Immer hoch im Kurs sind bei uns aber Pimpernelle und Spitzwegerich. Blüten verfüttere ich generell nicht, und auch auf das Füttern von getrockneten Wildkräutern verzichte ich aus Überzeugung.
Frage 5
Was waren deine dramatischsten bzw. schlimmsten Erlebnisse mit deinen Schildkröten?

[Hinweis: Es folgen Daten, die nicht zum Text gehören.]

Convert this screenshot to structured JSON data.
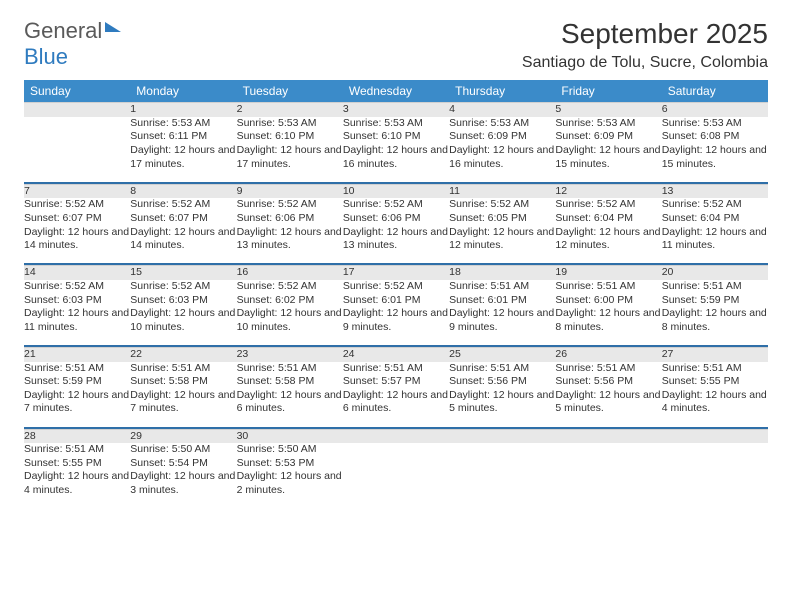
{
  "logo": {
    "line1": "General",
    "line2": "Blue"
  },
  "title": "September 2025",
  "subtitle": "Santiago de Tolu, Sucre, Colombia",
  "colors": {
    "header_bg": "#3b8bc9",
    "header_text": "#ffffff",
    "daynum_bg": "#e8e8e8",
    "separator": "#2f6fa8",
    "body_text": "#333333",
    "logo_gray": "#5a5a5a",
    "logo_blue": "#2f7bbf",
    "page_bg": "#ffffff"
  },
  "layout": {
    "columns": 7,
    "rows": 5,
    "daynum_fontsize": 12,
    "detail_fontsize": 10.5,
    "title_fontsize": 28,
    "subtitle_fontsize": 16
  },
  "weekdays": [
    "Sunday",
    "Monday",
    "Tuesday",
    "Wednesday",
    "Thursday",
    "Friday",
    "Saturday"
  ],
  "weeks": [
    [
      null,
      {
        "n": "1",
        "sr": "Sunrise: 5:53 AM",
        "ss": "Sunset: 6:11 PM",
        "dl": "Daylight: 12 hours and 17 minutes."
      },
      {
        "n": "2",
        "sr": "Sunrise: 5:53 AM",
        "ss": "Sunset: 6:10 PM",
        "dl": "Daylight: 12 hours and 17 minutes."
      },
      {
        "n": "3",
        "sr": "Sunrise: 5:53 AM",
        "ss": "Sunset: 6:10 PM",
        "dl": "Daylight: 12 hours and 16 minutes."
      },
      {
        "n": "4",
        "sr": "Sunrise: 5:53 AM",
        "ss": "Sunset: 6:09 PM",
        "dl": "Daylight: 12 hours and 16 minutes."
      },
      {
        "n": "5",
        "sr": "Sunrise: 5:53 AM",
        "ss": "Sunset: 6:09 PM",
        "dl": "Daylight: 12 hours and 15 minutes."
      },
      {
        "n": "6",
        "sr": "Sunrise: 5:53 AM",
        "ss": "Sunset: 6:08 PM",
        "dl": "Daylight: 12 hours and 15 minutes."
      }
    ],
    [
      {
        "n": "7",
        "sr": "Sunrise: 5:52 AM",
        "ss": "Sunset: 6:07 PM",
        "dl": "Daylight: 12 hours and 14 minutes."
      },
      {
        "n": "8",
        "sr": "Sunrise: 5:52 AM",
        "ss": "Sunset: 6:07 PM",
        "dl": "Daylight: 12 hours and 14 minutes."
      },
      {
        "n": "9",
        "sr": "Sunrise: 5:52 AM",
        "ss": "Sunset: 6:06 PM",
        "dl": "Daylight: 12 hours and 13 minutes."
      },
      {
        "n": "10",
        "sr": "Sunrise: 5:52 AM",
        "ss": "Sunset: 6:06 PM",
        "dl": "Daylight: 12 hours and 13 minutes."
      },
      {
        "n": "11",
        "sr": "Sunrise: 5:52 AM",
        "ss": "Sunset: 6:05 PM",
        "dl": "Daylight: 12 hours and 12 minutes."
      },
      {
        "n": "12",
        "sr": "Sunrise: 5:52 AM",
        "ss": "Sunset: 6:04 PM",
        "dl": "Daylight: 12 hours and 12 minutes."
      },
      {
        "n": "13",
        "sr": "Sunrise: 5:52 AM",
        "ss": "Sunset: 6:04 PM",
        "dl": "Daylight: 12 hours and 11 minutes."
      }
    ],
    [
      {
        "n": "14",
        "sr": "Sunrise: 5:52 AM",
        "ss": "Sunset: 6:03 PM",
        "dl": "Daylight: 12 hours and 11 minutes."
      },
      {
        "n": "15",
        "sr": "Sunrise: 5:52 AM",
        "ss": "Sunset: 6:03 PM",
        "dl": "Daylight: 12 hours and 10 minutes."
      },
      {
        "n": "16",
        "sr": "Sunrise: 5:52 AM",
        "ss": "Sunset: 6:02 PM",
        "dl": "Daylight: 12 hours and 10 minutes."
      },
      {
        "n": "17",
        "sr": "Sunrise: 5:52 AM",
        "ss": "Sunset: 6:01 PM",
        "dl": "Daylight: 12 hours and 9 minutes."
      },
      {
        "n": "18",
        "sr": "Sunrise: 5:51 AM",
        "ss": "Sunset: 6:01 PM",
        "dl": "Daylight: 12 hours and 9 minutes."
      },
      {
        "n": "19",
        "sr": "Sunrise: 5:51 AM",
        "ss": "Sunset: 6:00 PM",
        "dl": "Daylight: 12 hours and 8 minutes."
      },
      {
        "n": "20",
        "sr": "Sunrise: 5:51 AM",
        "ss": "Sunset: 5:59 PM",
        "dl": "Daylight: 12 hours and 8 minutes."
      }
    ],
    [
      {
        "n": "21",
        "sr": "Sunrise: 5:51 AM",
        "ss": "Sunset: 5:59 PM",
        "dl": "Daylight: 12 hours and 7 minutes."
      },
      {
        "n": "22",
        "sr": "Sunrise: 5:51 AM",
        "ss": "Sunset: 5:58 PM",
        "dl": "Daylight: 12 hours and 7 minutes."
      },
      {
        "n": "23",
        "sr": "Sunrise: 5:51 AM",
        "ss": "Sunset: 5:58 PM",
        "dl": "Daylight: 12 hours and 6 minutes."
      },
      {
        "n": "24",
        "sr": "Sunrise: 5:51 AM",
        "ss": "Sunset: 5:57 PM",
        "dl": "Daylight: 12 hours and 6 minutes."
      },
      {
        "n": "25",
        "sr": "Sunrise: 5:51 AM",
        "ss": "Sunset: 5:56 PM",
        "dl": "Daylight: 12 hours and 5 minutes."
      },
      {
        "n": "26",
        "sr": "Sunrise: 5:51 AM",
        "ss": "Sunset: 5:56 PM",
        "dl": "Daylight: 12 hours and 5 minutes."
      },
      {
        "n": "27",
        "sr": "Sunrise: 5:51 AM",
        "ss": "Sunset: 5:55 PM",
        "dl": "Daylight: 12 hours and 4 minutes."
      }
    ],
    [
      {
        "n": "28",
        "sr": "Sunrise: 5:51 AM",
        "ss": "Sunset: 5:55 PM",
        "dl": "Daylight: 12 hours and 4 minutes."
      },
      {
        "n": "29",
        "sr": "Sunrise: 5:50 AM",
        "ss": "Sunset: 5:54 PM",
        "dl": "Daylight: 12 hours and 3 minutes."
      },
      {
        "n": "30",
        "sr": "Sunrise: 5:50 AM",
        "ss": "Sunset: 5:53 PM",
        "dl": "Daylight: 12 hours and 2 minutes."
      },
      null,
      null,
      null,
      null
    ]
  ]
}
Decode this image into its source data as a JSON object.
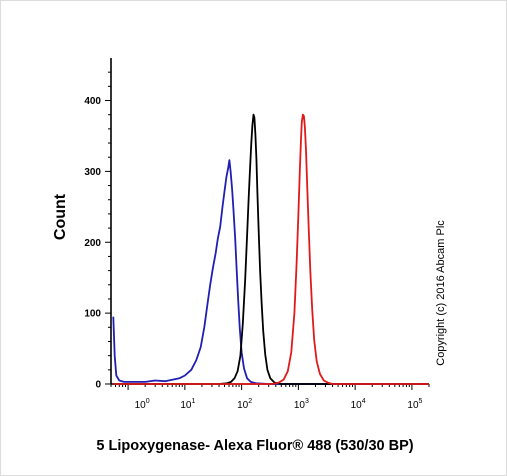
{
  "chart_data": {
    "type": "line",
    "title": "",
    "xlabel": "5 Lipoxygenase- Alexa Fluor® 488 (530/30 BP)",
    "ylabel": "Count",
    "x_scale": "log",
    "xlim": [
      0.5,
      200000
    ],
    "ylim": [
      0,
      460
    ],
    "y_ticks": [
      0,
      100,
      200,
      300,
      400
    ],
    "x_ticks": [
      {
        "base": "10",
        "exp": "0",
        "value": 1
      },
      {
        "base": "10",
        "exp": "1",
        "value": 10
      },
      {
        "base": "10",
        "exp": "2",
        "value": 100
      },
      {
        "base": "10",
        "exp": "3",
        "value": 1000
      },
      {
        "base": "10",
        "exp": "4",
        "value": 10000
      },
      {
        "base": "10",
        "exp": "5",
        "value": 100000
      }
    ],
    "annotation": "Copyright (c) 2016 Abcam Plc",
    "series": [
      {
        "color": "#1f1fb4",
        "points": [
          [
            0.55,
            95
          ],
          [
            0.58,
            40
          ],
          [
            0.62,
            12
          ],
          [
            0.7,
            5
          ],
          [
            0.85,
            3
          ],
          [
            1.2,
            3
          ],
          [
            2.0,
            3
          ],
          [
            3.0,
            5
          ],
          [
            4.5,
            4
          ],
          [
            6.0,
            6
          ],
          [
            8.0,
            8
          ],
          [
            10,
            12
          ],
          [
            13,
            20
          ],
          [
            16,
            34
          ],
          [
            19,
            52
          ],
          [
            22,
            80
          ],
          [
            25,
            112
          ],
          [
            28,
            140
          ],
          [
            31,
            162
          ],
          [
            35,
            185
          ],
          [
            38,
            205
          ],
          [
            42,
            222
          ],
          [
            46,
            250
          ],
          [
            50,
            272
          ],
          [
            54,
            292
          ],
          [
            58,
            305
          ],
          [
            61,
            316
          ],
          [
            64,
            300
          ],
          [
            68,
            275
          ],
          [
            72,
            245
          ],
          [
            77,
            205
          ],
          [
            82,
            160
          ],
          [
            87,
            118
          ],
          [
            93,
            78
          ],
          [
            100,
            45
          ],
          [
            110,
            22
          ],
          [
            125,
            8
          ],
          [
            145,
            3
          ],
          [
            180,
            1
          ],
          [
            300,
            0
          ],
          [
            200000,
            0
          ]
        ]
      },
      {
        "color": "#000000",
        "points": [
          [
            0.55,
            0
          ],
          [
            40,
            0
          ],
          [
            55,
            1
          ],
          [
            65,
            3
          ],
          [
            75,
            8
          ],
          [
            85,
            18
          ],
          [
            95,
            40
          ],
          [
            105,
            85
          ],
          [
            115,
            145
          ],
          [
            125,
            210
          ],
          [
            133,
            260
          ],
          [
            140,
            300
          ],
          [
            148,
            340
          ],
          [
            155,
            365
          ],
          [
            162,
            380
          ],
          [
            168,
            376
          ],
          [
            175,
            352
          ],
          [
            182,
            318
          ],
          [
            190,
            270
          ],
          [
            200,
            215
          ],
          [
            212,
            160
          ],
          [
            225,
            115
          ],
          [
            240,
            75
          ],
          [
            260,
            42
          ],
          [
            285,
            20
          ],
          [
            320,
            8
          ],
          [
            380,
            2
          ],
          [
            500,
            0
          ],
          [
            200000,
            0
          ]
        ]
      },
      {
        "color": "#e01a1a",
        "points": [
          [
            0.55,
            0
          ],
          [
            350,
            0
          ],
          [
            450,
            2
          ],
          [
            550,
            6
          ],
          [
            650,
            18
          ],
          [
            750,
            45
          ],
          [
            850,
            100
          ],
          [
            930,
            170
          ],
          [
            1000,
            240
          ],
          [
            1060,
            300
          ],
          [
            1110,
            345
          ],
          [
            1150,
            370
          ],
          [
            1200,
            380
          ],
          [
            1250,
            378
          ],
          [
            1300,
            362
          ],
          [
            1360,
            330
          ],
          [
            1430,
            280
          ],
          [
            1520,
            220
          ],
          [
            1620,
            160
          ],
          [
            1750,
            105
          ],
          [
            1900,
            62
          ],
          [
            2100,
            32
          ],
          [
            2400,
            14
          ],
          [
            2800,
            5
          ],
          [
            3300,
            2
          ],
          [
            4000,
            0
          ],
          [
            200000,
            0
          ]
        ]
      }
    ]
  }
}
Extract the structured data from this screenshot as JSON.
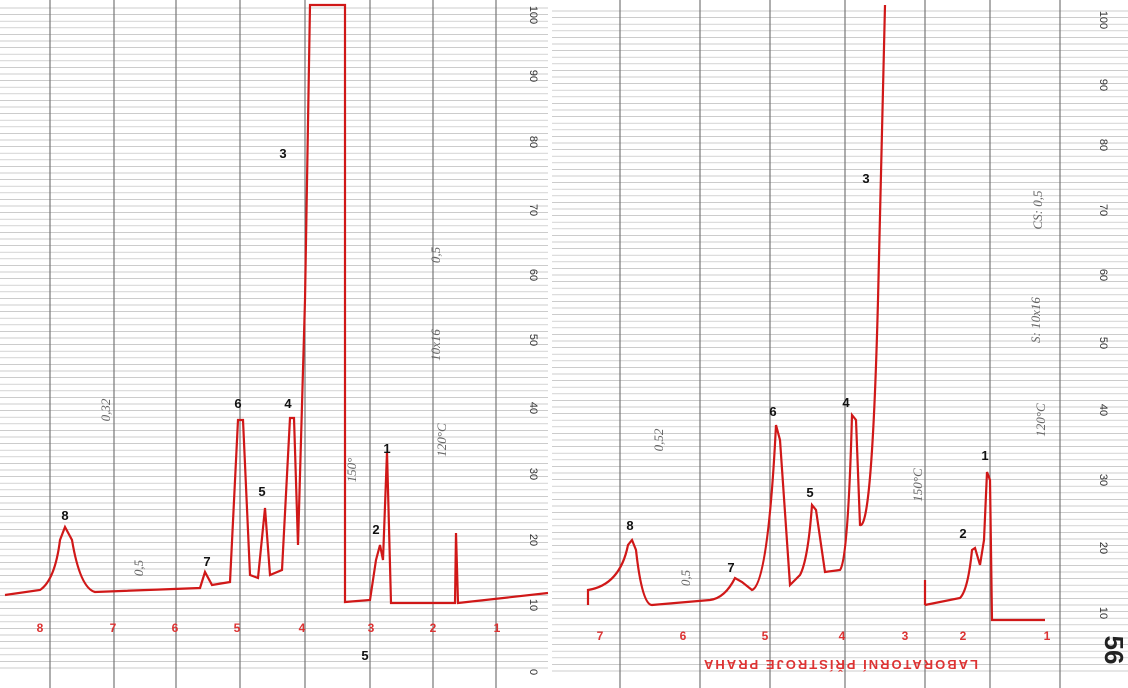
{
  "left_panel": {
    "x_scale": [
      "8",
      "7",
      "6",
      "5",
      "4",
      "3",
      "2",
      "1"
    ],
    "y_scale": [
      "100",
      "90",
      "80",
      "70",
      "60",
      "50",
      "40",
      "30",
      "20",
      "10",
      "0"
    ],
    "peaks": [
      "1",
      "2",
      "3",
      "4",
      "5",
      "6",
      "7",
      "8"
    ],
    "notes": [
      "0,32",
      "0,5",
      "150°",
      "120°C",
      "10x16",
      "0,5"
    ],
    "footer": "5"
  },
  "right_panel": {
    "x_scale": [
      "7",
      "6",
      "5",
      "4",
      "3",
      "2",
      "1"
    ],
    "y_scale": [
      "100",
      "90",
      "80",
      "70",
      "60",
      "50",
      "40",
      "30",
      "20",
      "10"
    ],
    "peaks": [
      "1",
      "2",
      "3",
      "4",
      "5",
      "6",
      "7",
      "8"
    ],
    "notes": [
      "0,52",
      "0,5",
      "150°C",
      "120°C",
      "S: 10x16",
      "CS: 0,5"
    ],
    "footer": {
      "text": "LABORATORNÍ PŘÍSTROJE PRAHA",
      "number": "56"
    }
  }
}
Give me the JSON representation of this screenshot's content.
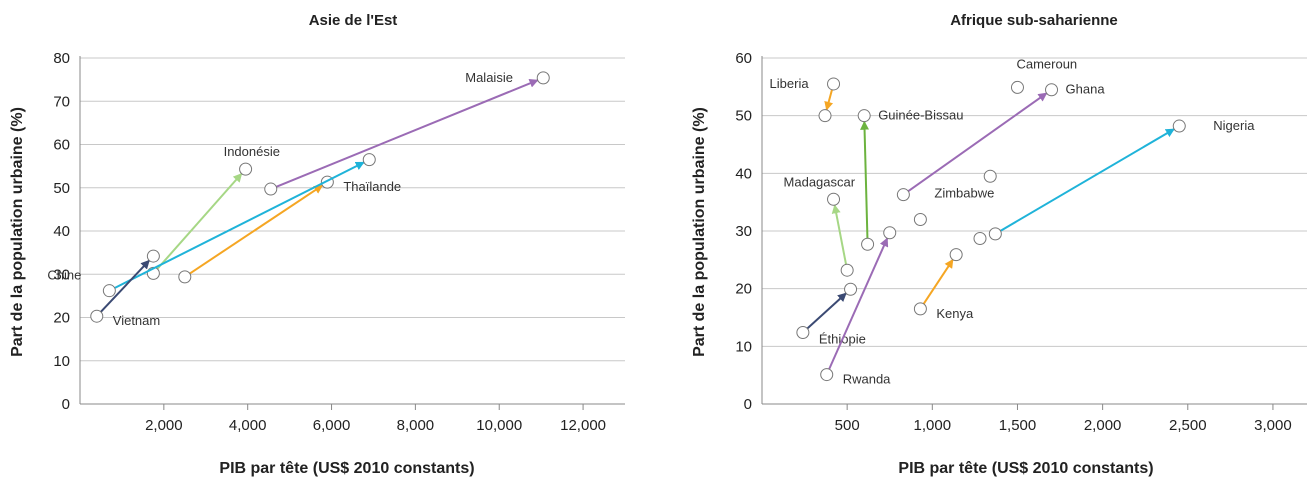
{
  "chart_data": [
    {
      "type": "scatter",
      "title": "Asie de l'Est",
      "xlabel": "PIB par tête (US$ 2010 constants)",
      "ylabel": "Part de la population urbaine (%)",
      "xlim": [
        0,
        13000
      ],
      "ylim": [
        0,
        80
      ],
      "xticks": [
        "2,000",
        "4,000",
        "6,000",
        "8,000",
        "10,000",
        "12,000"
      ],
      "xtick_values": [
        2000,
        4000,
        6000,
        8000,
        10000,
        12000
      ],
      "yticks": [
        "0",
        "10",
        "20",
        "30",
        "40",
        "50",
        "60",
        "70",
        "80"
      ],
      "ytick_values": [
        0,
        10,
        20,
        30,
        40,
        50,
        60,
        70,
        80
      ],
      "grid": "horizontal",
      "series": [
        {
          "name": "Malaisie",
          "color": "#9b6bb5",
          "start": [
            4550,
            49.7
          ],
          "end": [
            11050,
            75.4
          ],
          "label": "end"
        },
        {
          "name": "Indonésie",
          "color": "#a6d785",
          "start": [
            1750,
            30.2
          ],
          "end": [
            3950,
            54.3
          ],
          "label": "end"
        },
        {
          "name": "Thaïlande",
          "color": "#f5a623",
          "start": [
            2500,
            29.4
          ],
          "end": [
            5900,
            51.3
          ],
          "label": "end"
        },
        {
          "name": "Chine",
          "color": "#1fb3d9",
          "start": [
            700,
            26.2
          ],
          "end": [
            6900,
            56.5
          ],
          "label": "start"
        },
        {
          "name": "Vietnam",
          "color": "#3b4a73",
          "start": [
            400,
            20.3
          ],
          "end": [
            1750,
            34.2
          ],
          "label": "start"
        }
      ]
    },
    {
      "type": "scatter",
      "title": "Afrique sub-saharienne",
      "xlabel": "PIB par tête (US$ 2010 constants)",
      "ylabel": "Part de la population urbaine (%)",
      "xlim": [
        0,
        3200
      ],
      "ylim": [
        0,
        60
      ],
      "xticks": [
        "500",
        "1,000",
        "1,500",
        "2,000",
        "2,500",
        "3,000"
      ],
      "xtick_values": [
        500,
        1000,
        1500,
        2000,
        2500,
        3000
      ],
      "yticks": [
        "0",
        "10",
        "20",
        "30",
        "40",
        "50",
        "60"
      ],
      "ytick_values": [
        0,
        10,
        20,
        30,
        40,
        50,
        60
      ],
      "grid": "horizontal",
      "series": [
        {
          "name": "Liberia",
          "color": "#f5a623",
          "start": [
            420,
            55.5
          ],
          "end": [
            370,
            50.0
          ],
          "label": "start"
        },
        {
          "name": "Guinée-Bissau",
          "color": "#6cb33f",
          "start": [
            620,
            27.7
          ],
          "end": [
            600,
            50.0
          ],
          "label": "end"
        },
        {
          "name": "Cameroun",
          "color": "#9b6bb5",
          "start": [
            830,
            36.3
          ],
          "end": [
            1700,
            54.5
          ],
          "label": "none"
        },
        {
          "name": "Nigeria",
          "color": "#1fb3d9",
          "start": [
            1370,
            29.5
          ],
          "end": [
            2450,
            48.2
          ],
          "label": "end"
        },
        {
          "name": "Madagascar",
          "color": "#a6d785",
          "start": [
            500,
            23.2
          ],
          "end": [
            420,
            35.5
          ],
          "label": "end"
        },
        {
          "name": "Kenya",
          "color": "#f5a623",
          "start": [
            930,
            16.5
          ],
          "end": [
            1140,
            25.9
          ],
          "label": "start"
        },
        {
          "name": "Éthiopie",
          "color": "#3b4a73",
          "start": [
            240,
            12.4
          ],
          "end": [
            520,
            19.9
          ],
          "label": "start"
        },
        {
          "name": "Rwanda",
          "color": "#9b6bb5",
          "start": [
            380,
            5.1
          ],
          "end": [
            750,
            29.7
          ],
          "label": "start"
        }
      ],
      "points": [
        {
          "name": "Cameroun",
          "x": 1500,
          "y": 54.9
        },
        {
          "name": "Zimbabwe",
          "x": 930,
          "y": 32.0
        },
        {
          "name": "",
          "x": 1340,
          "y": 39.5
        },
        {
          "name": "",
          "x": 1280,
          "y": 28.7
        }
      ]
    }
  ]
}
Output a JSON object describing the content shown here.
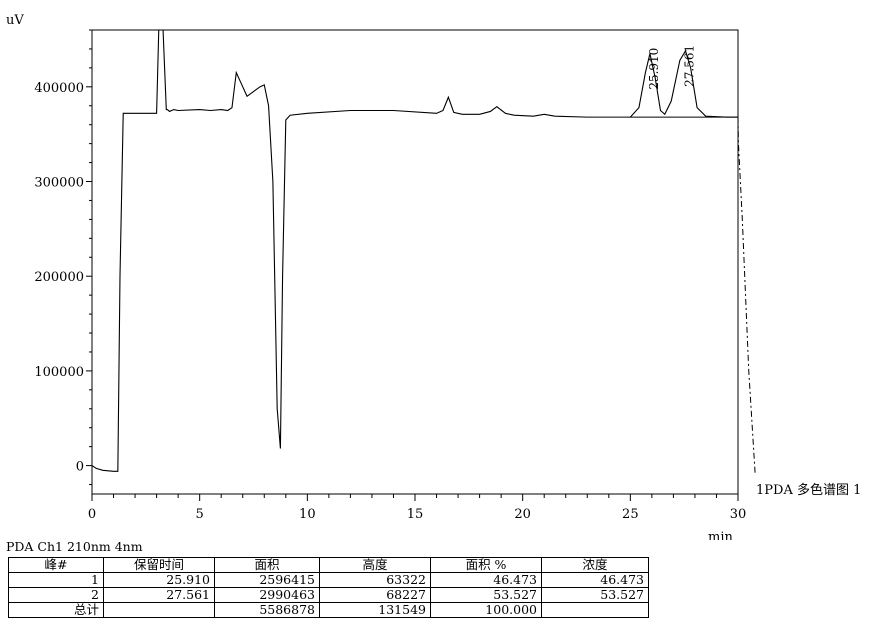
{
  "chart_data": {
    "type": "line",
    "ylabel": "uV",
    "xlabel": "min",
    "xlim": [
      0,
      30
    ],
    "ylim": [
      -30000,
      460000
    ],
    "x_ticks": [
      0,
      5,
      10,
      15,
      20,
      25,
      30
    ],
    "y_ticks": [
      0,
      100000,
      200000,
      300000,
      400000
    ],
    "y_tick_labels": [
      "0",
      "100000",
      "200000",
      "300000",
      "400000"
    ],
    "series": [
      {
        "name": "1PDA 多色谱图 1",
        "x": [
          0,
          0.2,
          0.5,
          1.0,
          1.2,
          1.3,
          1.45,
          1.6,
          3.0,
          3.1,
          3.15,
          3.2,
          3.3,
          3.45,
          3.5,
          3.6,
          3.8,
          4.0,
          5.0,
          5.5,
          6.0,
          6.3,
          6.5,
          6.7,
          6.9,
          7.2,
          7.5,
          7.8,
          8.0,
          8.2,
          8.4,
          8.6,
          8.75,
          8.85,
          9.0,
          9.2,
          10.0,
          12.0,
          14.0,
          16.0,
          16.3,
          16.55,
          16.8,
          17.2,
          18.0,
          18.5,
          18.8,
          19.2,
          19.6,
          20.5,
          21.0,
          21.5,
          23.0,
          25.0,
          25.4,
          25.7,
          25.91,
          26.15,
          26.4,
          26.6,
          26.9,
          27.3,
          27.561,
          27.8,
          28.1,
          28.5,
          29.5,
          30.0,
          30.02,
          30.2,
          30.5,
          30.8
        ],
        "y": [
          0,
          -3000,
          -5000,
          -6000,
          -6000,
          200000,
          372000,
          372000,
          372000,
          460000,
          460000,
          460000,
          460000,
          376000,
          376000,
          374000,
          376000,
          375000,
          376000,
          375000,
          376000,
          375000,
          378000,
          415000,
          405000,
          390000,
          395000,
          400000,
          402000,
          380000,
          300000,
          60000,
          18000,
          200000,
          365000,
          370000,
          372000,
          375000,
          375000,
          372000,
          375000,
          389000,
          373000,
          371000,
          371000,
          374000,
          379000,
          372000,
          370000,
          369000,
          371000,
          369000,
          368000,
          368000,
          378000,
          415000,
          435000,
          410000,
          375000,
          371000,
          385000,
          428000,
          438000,
          420000,
          378000,
          369000,
          368000,
          368000,
          340000,
          260000,
          100000,
          -10000
        ]
      }
    ],
    "baseline": {
      "x": [
        25.0,
        30.0
      ],
      "y": [
        368000,
        368000
      ]
    },
    "peak_labels": [
      {
        "text": "25.910",
        "x": 25.91,
        "y": 435000
      },
      {
        "text": "27.561",
        "x": 27.561,
        "y": 438000
      }
    ],
    "legend": "1PDA 多色谱图 1",
    "legend_position": "right"
  },
  "note": "PDA Ch1 210nm 4nm",
  "table": {
    "headers": [
      "峰#",
      "保留时间",
      "面积",
      "高度",
      "面积 %",
      "浓度"
    ],
    "rows": [
      [
        "1",
        "25.910",
        "2596415",
        "63322",
        "46.473",
        "46.473"
      ],
      [
        "2",
        "27.561",
        "2990463",
        "68227",
        "53.527",
        "53.527"
      ]
    ],
    "total_row": [
      "总计",
      "",
      "5586878",
      "131549",
      "100.000",
      ""
    ]
  }
}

Von einem schlimmen Erlebnis an sich kann ich nicht berichten. Mit einem Augenzwinkern kann ich aber zugeben, dass die erste Starre für mich recht dramatisch war. Als Kontrollfreak einen natürlichen Vorgang zu begleiten ohne einzugreifen, war für mich eine große Herausforderung. Vor allem weil ich ihnen die natürliche Überwinterung in der Grube gönnen wollte, wo man halt nicht mal kurz die Schildkröten zur Kontrolle ausbuddelt.
Frage 6
Was waren deine schönsten Erlebnisse mit den Panzerträgern?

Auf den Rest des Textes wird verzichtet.